A Python module to study post-translational modfication (PTM) patterns from individual ion mass spectrometry (I2MS) data. I2MS is a top-down mass spectrometry (MS) approach that generates true mass spectra without the need to infer charge states. MSModDetector first detects and quantifies mass shifts for a protein of interest in profile I2MS data and subsequently infers potential PTM patterns using linear programming. Before running MSModDetector on your profile I2MS data, make sure you have a fasta file containing the protein sequnce of interest and a list of PTMs that should be considered for the analysis.
MSModDetector can be installed with the following command:
$ git clone https://github.com/marjanfaizi/MSModDetector.git
Required Python packages to run this code will be installed with the following command:
$ cd MSModDetector
$ pip install -r requirements.txt
This repository was tested with Python 3.8.5 on macOS 12.2.
In order to run MSModDetector on your raw I2MS data to identify mass shifts for a protein of interest and to infer potential PTM patterns, the following files are rquired:
- profile raw I2MS data should be stored in the directory "raw_data"

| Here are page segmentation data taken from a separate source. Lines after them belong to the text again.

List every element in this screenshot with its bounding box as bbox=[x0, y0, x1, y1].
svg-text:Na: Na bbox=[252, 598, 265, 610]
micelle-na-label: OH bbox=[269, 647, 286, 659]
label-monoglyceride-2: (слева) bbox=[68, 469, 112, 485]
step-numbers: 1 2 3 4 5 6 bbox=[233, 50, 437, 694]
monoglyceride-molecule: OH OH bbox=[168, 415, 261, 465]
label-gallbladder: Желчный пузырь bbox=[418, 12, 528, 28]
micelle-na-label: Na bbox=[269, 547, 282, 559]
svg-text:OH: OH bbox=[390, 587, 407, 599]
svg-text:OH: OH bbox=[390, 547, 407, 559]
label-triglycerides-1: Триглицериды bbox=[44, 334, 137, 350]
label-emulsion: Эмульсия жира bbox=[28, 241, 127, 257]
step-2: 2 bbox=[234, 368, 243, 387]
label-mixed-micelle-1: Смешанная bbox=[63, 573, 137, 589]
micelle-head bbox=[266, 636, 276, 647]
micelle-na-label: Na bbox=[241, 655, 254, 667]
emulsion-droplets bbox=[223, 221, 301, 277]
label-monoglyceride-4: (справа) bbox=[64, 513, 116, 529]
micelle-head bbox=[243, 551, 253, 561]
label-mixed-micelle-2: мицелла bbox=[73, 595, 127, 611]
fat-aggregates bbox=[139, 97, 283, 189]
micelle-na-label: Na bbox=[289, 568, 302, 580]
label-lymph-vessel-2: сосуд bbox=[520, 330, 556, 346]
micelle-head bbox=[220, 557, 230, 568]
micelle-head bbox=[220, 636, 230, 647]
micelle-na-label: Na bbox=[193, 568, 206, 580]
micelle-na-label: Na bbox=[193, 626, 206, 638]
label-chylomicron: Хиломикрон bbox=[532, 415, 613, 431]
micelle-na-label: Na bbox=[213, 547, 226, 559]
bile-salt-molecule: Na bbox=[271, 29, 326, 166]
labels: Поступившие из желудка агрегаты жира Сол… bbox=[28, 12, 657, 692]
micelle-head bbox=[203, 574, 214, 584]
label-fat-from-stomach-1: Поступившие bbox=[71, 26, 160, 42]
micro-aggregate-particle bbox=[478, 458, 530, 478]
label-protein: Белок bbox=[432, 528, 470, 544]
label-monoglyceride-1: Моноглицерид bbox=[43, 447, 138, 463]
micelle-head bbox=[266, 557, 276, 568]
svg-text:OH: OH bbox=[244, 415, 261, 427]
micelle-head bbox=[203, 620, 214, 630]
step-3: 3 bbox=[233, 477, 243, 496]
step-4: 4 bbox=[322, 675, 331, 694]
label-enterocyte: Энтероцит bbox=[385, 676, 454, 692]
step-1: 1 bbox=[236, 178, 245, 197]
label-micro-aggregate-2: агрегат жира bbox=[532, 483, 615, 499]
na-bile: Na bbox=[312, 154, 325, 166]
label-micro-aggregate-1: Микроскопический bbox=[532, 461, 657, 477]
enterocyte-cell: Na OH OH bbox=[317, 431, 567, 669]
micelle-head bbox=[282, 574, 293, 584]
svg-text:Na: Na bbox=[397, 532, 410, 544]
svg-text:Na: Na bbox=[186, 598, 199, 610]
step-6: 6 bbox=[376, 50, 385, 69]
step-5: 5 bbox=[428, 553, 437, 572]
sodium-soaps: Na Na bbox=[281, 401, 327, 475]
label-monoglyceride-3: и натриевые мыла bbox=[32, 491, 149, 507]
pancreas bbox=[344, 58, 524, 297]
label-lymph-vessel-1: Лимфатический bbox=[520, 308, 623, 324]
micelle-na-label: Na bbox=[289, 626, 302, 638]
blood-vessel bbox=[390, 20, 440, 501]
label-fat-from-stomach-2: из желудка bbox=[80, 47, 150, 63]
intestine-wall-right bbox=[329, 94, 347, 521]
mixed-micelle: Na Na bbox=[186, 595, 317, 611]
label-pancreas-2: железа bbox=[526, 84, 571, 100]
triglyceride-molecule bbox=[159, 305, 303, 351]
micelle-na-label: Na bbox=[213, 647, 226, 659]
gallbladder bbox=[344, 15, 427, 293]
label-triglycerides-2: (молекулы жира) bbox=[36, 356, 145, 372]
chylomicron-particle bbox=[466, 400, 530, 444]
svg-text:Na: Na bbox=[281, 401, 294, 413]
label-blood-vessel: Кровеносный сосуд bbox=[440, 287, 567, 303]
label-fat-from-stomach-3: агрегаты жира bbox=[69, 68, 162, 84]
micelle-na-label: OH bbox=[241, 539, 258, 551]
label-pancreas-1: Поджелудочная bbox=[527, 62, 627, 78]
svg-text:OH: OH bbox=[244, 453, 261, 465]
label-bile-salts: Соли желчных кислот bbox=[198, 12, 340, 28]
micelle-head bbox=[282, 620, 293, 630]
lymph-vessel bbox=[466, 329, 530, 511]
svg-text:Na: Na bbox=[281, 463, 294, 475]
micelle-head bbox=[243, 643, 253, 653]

- a csv table, called metadata.csv, containing information about the experimental set up stored in the directory "raw_data"
- fasta file of the protein of interest stored in the directory "fasta_files"
- a csv table with all the PTMs that should be considered for inferring PTM patterns stored in the directory "modifications"
The profile raw I2MS data and the metadata table should be stored in the "raw_data" directory. The metadata file should contain informtation about the file names of the raw data, their condition and the replicate number. See in the "raw_data" directory for an example table.
The fasta file containing the sequence of the protein of interest can be downloaded from https://www.uniprot.org (or any other protein sequence database).
The modification table should contain the following columns:
- unimod_id: The Unimod identifier of the PTM from https://www.unimod.org
- ptm_id: Abbreviation of the PTM, which is used to display the PTM patterns
- ptm_name: Full name of the PTM
- ptm_mass: Average mass in Da of the PTM
- composition: Elemental composition of the PTM
- upper_bound: Determines the upper bound of modification sites for the PTM
- site: Determines the amino acid resiudes that can be modified
- function: Is the PTM function biological or is it an artifact
A modification table example is given in the directory "modifications".
Make sure that the required Python packages are installed and all required files are stored in the correct directories. To run MSModDetector you need to specify the directory where the raw data and metadata table are stored, the name of the modification table and fasta file, the start mass and end mass of the range where the algorithm should search for mass shifts, and the size of the sliding window that iterates through the mass spectrum and searches for mass shifts. Here is an example how to run MSModDetector for experimental data of endogenous p53.
$ cd src
$ python main.py -data "../raw_data/" -mod "modifications_P04637.csv" -fasta "P04637.fasta" -start 43750.0 -end 44520.0 -wsize 10
Other meta parameters can be changed if the default values are not suited. A description of all meta parameters can be find using the help function:
$ python main.py --help
MSModDetector outputs a table with the identified mass shifts, the corresponding potential PTM patterns, and relative abundances for every mass shift. If you choose to obtain more than one possible PTM pattern solution for every mass shift, then another table with k optimal solutions will be generated as well. All results will be stored in "output".